Comme les chanteurs, la chef Frédérique Chauvet et le quintette instrumental sont rompus à la musique baroque. Car si la modernité (ou l’intemporalité) règne sur scène, l’interprétation est soignée et la partition musicalement très bien défendue. Rythme, tempi vifs et soutenus, tout concourt à la qualité de la production. Bref un excellent spectacle, qu’il faut courir voir à la Péniche Opéra à Paris du 11 au 27 mars, puis en tournée en Bretagne en juillet, et aux Pays-Bas à l’automne.
Jean-Marcel Humbert
1 Ce décor est bien sûr fait pour s’intégrer dans la salle tout en longueur de la Péniche Opéra, et il est donc intéressant de voir comment il s’adapte à une scène plus traditionnelle.
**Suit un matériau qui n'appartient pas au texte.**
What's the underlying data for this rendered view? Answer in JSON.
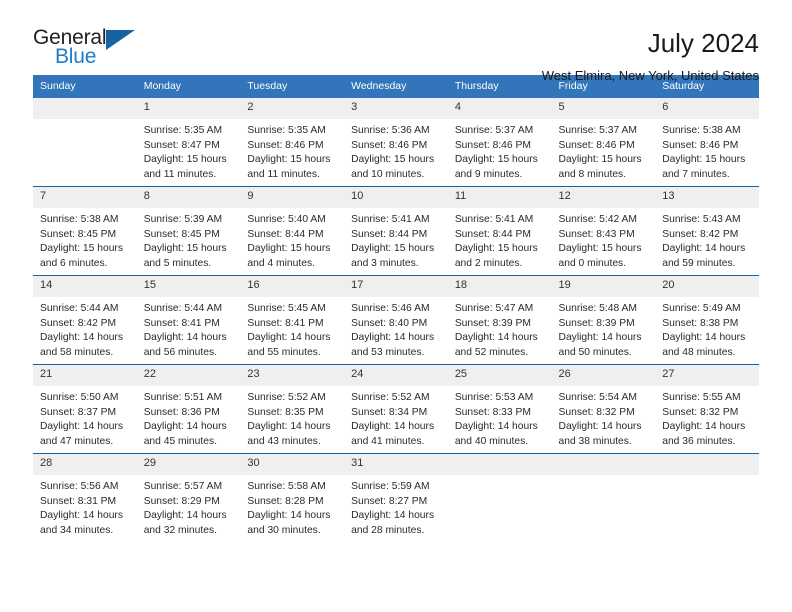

Le théâtre municipal de Fontainebleau lui offre un écrin de choix où il est parfaitement à l’aise : ce petit théâtre à l’italienne de 479 places, bijou de style néo Louis XIII construit en 1905 et inauguré en 1912 (et dont la galerie des fêtes va être restaurée l’an prochain pour son centenaire), mérite une visite, d’autant qu’outre une programmation très éclectique de qualité, il accueille en résidence la Péniche Opéra (compagnie nationale de théâtre lyrique et musical).